Telcos lobby Senate to change video franchising law

Verizon's CEO Ivan Seidenberg and AT&T's CEO Ed Whitacre lobbied the Senate yesterday, asking Congress to change national video-franchising rules. These are the same regulations that telcos say have stymied or preempted many IPTV deployments in the U.S. The franchise rules require cable companies and IPTV service providers to negotiate with local governments to get permission to deploy their services. Cable has been coping with them since the start, but telcos say it would take years for them to break in--not to mention lots of cash. For landscaping local community parks.

Seidenberg and Whitacre's pitch is yet another affirmation of the telcos' commitment to deploying IPTV services. It also shows just how frustrated they are with the decades-old law which makes little mention of the Internet, let alone a technology like IPTV.
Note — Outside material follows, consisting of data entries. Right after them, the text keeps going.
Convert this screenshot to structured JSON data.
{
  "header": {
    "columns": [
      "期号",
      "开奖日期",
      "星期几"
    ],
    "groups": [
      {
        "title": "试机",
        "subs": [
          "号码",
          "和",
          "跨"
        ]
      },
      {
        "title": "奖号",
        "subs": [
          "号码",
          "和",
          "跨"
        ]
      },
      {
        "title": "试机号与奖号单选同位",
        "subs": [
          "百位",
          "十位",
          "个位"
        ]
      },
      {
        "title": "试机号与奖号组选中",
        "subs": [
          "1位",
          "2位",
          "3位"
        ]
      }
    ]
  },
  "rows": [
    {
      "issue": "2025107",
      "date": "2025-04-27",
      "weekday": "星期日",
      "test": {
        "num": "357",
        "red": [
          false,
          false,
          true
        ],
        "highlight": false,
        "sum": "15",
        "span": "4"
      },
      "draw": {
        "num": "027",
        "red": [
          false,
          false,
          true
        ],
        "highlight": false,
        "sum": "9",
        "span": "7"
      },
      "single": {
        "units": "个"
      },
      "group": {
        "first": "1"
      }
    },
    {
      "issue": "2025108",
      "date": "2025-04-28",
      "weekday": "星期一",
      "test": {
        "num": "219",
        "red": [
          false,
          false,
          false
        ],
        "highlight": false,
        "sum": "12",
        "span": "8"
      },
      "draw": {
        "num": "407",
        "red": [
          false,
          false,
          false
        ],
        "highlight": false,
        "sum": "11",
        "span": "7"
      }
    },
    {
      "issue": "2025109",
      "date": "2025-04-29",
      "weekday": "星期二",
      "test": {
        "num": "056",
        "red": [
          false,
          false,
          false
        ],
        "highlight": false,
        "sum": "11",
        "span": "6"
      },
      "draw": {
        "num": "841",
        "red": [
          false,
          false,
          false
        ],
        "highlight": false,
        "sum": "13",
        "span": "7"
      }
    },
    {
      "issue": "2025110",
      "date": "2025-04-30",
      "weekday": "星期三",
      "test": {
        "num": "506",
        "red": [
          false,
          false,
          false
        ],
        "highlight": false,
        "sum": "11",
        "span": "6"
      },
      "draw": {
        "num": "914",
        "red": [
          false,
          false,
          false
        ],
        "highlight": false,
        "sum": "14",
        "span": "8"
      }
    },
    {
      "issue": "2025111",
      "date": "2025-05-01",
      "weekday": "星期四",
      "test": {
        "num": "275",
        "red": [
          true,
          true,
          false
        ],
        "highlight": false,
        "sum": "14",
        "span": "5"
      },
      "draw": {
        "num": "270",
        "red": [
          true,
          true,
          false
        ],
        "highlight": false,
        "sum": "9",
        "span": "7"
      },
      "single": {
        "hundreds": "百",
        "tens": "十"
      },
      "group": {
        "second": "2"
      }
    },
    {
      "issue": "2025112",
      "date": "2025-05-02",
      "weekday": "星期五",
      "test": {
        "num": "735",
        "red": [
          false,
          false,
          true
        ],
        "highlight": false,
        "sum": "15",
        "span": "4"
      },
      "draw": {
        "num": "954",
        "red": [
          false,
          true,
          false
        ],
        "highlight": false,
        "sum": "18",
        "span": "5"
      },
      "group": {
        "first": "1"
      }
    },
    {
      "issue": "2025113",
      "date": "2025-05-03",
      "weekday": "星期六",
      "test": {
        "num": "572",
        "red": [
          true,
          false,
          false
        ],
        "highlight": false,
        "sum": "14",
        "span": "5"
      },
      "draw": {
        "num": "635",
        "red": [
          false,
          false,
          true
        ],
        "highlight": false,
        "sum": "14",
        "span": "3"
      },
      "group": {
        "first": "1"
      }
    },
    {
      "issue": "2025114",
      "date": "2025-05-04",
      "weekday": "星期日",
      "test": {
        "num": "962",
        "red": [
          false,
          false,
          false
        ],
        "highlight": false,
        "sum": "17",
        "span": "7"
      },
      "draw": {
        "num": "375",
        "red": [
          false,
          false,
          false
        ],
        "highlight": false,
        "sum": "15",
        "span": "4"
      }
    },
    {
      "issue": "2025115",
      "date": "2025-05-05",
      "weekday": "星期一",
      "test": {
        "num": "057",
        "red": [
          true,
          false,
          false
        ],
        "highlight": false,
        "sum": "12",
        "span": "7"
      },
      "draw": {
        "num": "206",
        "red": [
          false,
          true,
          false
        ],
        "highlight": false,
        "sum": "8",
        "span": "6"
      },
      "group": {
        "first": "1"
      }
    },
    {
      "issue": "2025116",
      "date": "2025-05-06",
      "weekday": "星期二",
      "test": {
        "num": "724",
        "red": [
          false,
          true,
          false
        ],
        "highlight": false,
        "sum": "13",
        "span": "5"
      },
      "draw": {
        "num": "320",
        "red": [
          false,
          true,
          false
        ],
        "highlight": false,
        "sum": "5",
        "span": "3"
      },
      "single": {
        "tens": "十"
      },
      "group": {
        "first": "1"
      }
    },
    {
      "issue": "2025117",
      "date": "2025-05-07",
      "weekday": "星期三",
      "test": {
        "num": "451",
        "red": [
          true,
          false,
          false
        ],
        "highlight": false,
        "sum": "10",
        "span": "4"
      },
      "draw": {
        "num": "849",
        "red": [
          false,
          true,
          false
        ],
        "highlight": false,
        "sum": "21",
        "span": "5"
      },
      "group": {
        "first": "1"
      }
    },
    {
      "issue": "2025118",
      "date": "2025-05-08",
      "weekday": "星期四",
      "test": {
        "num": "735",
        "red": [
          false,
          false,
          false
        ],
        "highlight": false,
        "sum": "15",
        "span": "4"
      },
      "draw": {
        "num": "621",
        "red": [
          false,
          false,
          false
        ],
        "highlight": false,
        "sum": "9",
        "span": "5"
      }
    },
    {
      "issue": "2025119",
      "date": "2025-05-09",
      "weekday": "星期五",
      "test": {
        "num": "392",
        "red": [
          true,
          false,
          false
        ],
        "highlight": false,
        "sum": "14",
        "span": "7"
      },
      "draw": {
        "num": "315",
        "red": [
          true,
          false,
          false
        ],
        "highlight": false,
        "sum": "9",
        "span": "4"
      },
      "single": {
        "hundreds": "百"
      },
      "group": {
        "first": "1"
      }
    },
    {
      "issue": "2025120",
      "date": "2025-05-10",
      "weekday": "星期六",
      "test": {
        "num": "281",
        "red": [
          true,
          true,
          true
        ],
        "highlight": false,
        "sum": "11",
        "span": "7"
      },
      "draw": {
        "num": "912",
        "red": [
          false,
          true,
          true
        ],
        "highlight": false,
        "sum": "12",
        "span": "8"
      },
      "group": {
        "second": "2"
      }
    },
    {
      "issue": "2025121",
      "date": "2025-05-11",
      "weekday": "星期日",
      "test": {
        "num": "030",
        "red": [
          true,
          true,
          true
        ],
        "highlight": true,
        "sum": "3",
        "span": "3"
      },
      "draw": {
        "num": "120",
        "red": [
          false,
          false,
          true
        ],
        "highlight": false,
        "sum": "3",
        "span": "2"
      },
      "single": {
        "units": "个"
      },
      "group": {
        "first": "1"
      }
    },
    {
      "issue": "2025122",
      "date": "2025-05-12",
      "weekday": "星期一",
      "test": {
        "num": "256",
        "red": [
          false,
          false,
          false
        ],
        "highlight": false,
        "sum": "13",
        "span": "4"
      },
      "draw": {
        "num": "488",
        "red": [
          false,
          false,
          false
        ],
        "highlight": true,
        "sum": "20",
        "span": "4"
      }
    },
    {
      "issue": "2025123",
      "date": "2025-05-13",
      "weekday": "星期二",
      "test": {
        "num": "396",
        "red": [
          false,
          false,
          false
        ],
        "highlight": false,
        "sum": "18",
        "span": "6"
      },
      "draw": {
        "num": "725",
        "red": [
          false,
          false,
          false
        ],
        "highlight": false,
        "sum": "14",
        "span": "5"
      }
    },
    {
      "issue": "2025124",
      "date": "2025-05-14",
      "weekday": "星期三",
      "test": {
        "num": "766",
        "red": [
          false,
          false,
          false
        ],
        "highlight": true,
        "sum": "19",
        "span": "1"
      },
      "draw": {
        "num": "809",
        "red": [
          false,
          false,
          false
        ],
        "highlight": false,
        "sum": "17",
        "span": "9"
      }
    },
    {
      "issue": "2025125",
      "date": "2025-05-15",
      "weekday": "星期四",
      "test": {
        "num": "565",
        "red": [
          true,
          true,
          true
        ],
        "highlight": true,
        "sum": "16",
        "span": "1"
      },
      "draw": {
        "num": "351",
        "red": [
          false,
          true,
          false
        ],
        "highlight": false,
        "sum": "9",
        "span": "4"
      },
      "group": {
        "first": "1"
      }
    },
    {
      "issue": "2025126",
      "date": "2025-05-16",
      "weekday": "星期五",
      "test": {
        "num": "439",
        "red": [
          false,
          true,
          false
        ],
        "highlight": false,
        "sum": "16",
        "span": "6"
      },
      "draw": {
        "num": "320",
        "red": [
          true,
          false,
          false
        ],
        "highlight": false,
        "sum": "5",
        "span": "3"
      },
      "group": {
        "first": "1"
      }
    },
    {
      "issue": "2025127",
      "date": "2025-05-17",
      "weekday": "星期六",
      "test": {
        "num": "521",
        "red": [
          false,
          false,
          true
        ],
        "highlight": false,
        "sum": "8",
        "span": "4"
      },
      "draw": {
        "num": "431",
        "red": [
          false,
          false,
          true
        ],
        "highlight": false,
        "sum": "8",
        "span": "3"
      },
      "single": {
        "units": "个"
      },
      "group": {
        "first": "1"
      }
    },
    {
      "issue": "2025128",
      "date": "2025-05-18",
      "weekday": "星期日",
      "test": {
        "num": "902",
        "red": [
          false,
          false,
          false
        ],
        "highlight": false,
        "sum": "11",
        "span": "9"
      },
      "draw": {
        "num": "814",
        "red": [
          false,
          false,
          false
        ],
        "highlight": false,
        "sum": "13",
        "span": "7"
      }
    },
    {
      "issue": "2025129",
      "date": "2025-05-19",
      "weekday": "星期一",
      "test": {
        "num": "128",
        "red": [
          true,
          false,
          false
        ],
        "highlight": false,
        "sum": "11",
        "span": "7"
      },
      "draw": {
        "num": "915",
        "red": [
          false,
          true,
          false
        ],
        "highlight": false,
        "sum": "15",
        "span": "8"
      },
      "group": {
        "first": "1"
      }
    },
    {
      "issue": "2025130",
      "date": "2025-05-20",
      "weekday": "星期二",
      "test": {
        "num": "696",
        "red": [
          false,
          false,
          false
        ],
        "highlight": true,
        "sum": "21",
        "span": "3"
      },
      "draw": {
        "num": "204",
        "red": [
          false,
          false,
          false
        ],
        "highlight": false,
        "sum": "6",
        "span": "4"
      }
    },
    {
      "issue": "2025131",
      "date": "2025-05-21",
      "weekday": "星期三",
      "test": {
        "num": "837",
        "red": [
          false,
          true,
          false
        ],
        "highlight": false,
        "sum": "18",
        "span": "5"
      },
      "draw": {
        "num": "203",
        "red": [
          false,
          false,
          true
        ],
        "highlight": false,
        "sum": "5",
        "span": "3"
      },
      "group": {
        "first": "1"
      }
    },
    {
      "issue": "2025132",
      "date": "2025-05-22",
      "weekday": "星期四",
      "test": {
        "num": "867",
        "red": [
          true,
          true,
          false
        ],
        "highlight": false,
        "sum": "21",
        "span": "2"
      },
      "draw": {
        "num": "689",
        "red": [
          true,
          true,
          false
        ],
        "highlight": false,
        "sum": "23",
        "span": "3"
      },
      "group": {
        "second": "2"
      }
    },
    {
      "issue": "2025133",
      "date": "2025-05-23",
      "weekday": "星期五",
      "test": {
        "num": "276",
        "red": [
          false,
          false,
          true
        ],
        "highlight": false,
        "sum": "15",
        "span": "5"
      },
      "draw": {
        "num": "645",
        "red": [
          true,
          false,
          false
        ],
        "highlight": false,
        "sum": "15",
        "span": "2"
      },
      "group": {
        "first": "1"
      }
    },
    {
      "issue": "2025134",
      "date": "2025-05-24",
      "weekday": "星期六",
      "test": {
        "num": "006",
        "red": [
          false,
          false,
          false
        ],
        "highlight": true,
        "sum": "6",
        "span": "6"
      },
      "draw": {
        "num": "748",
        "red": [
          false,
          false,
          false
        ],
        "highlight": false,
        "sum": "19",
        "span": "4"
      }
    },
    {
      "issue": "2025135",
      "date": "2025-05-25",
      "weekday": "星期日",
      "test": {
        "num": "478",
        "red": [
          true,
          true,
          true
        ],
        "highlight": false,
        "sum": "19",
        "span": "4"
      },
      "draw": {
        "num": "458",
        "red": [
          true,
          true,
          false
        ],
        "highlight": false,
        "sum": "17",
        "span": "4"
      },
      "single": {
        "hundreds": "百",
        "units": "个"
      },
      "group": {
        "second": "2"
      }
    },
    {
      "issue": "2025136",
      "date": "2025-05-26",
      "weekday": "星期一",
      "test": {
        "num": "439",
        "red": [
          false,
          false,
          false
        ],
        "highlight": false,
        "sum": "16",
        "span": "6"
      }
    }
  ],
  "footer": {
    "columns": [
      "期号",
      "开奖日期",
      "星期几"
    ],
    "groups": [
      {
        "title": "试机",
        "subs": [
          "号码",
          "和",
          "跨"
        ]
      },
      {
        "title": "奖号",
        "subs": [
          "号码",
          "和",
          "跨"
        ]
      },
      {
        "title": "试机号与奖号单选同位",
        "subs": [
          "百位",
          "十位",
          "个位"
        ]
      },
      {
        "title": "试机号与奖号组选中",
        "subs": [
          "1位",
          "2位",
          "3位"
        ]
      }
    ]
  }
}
Verizon and AT&T brought out the big guns yesterday after talks of rewriting the Telecom Act of '96 died down. Many consider the sprawling Telecom Act the most lobbied bill that ever hit the Senate floor, while former Federal Reserve Chairman Alan Greenspan called it one of the most important drivers of the economy in the late '90s. With prospects of the Herculean task being taken up again decidedly unlikely, telcos better hope the Senate answers their direct call. I think they will.

For more on the telcos' lobbying efforts:
- take a look at this article from Wall Street Journal (sub. req.)

P.S. Does the new AT&T's ad on TV with "..Congress can act as a Catalyst.." ring a Bell?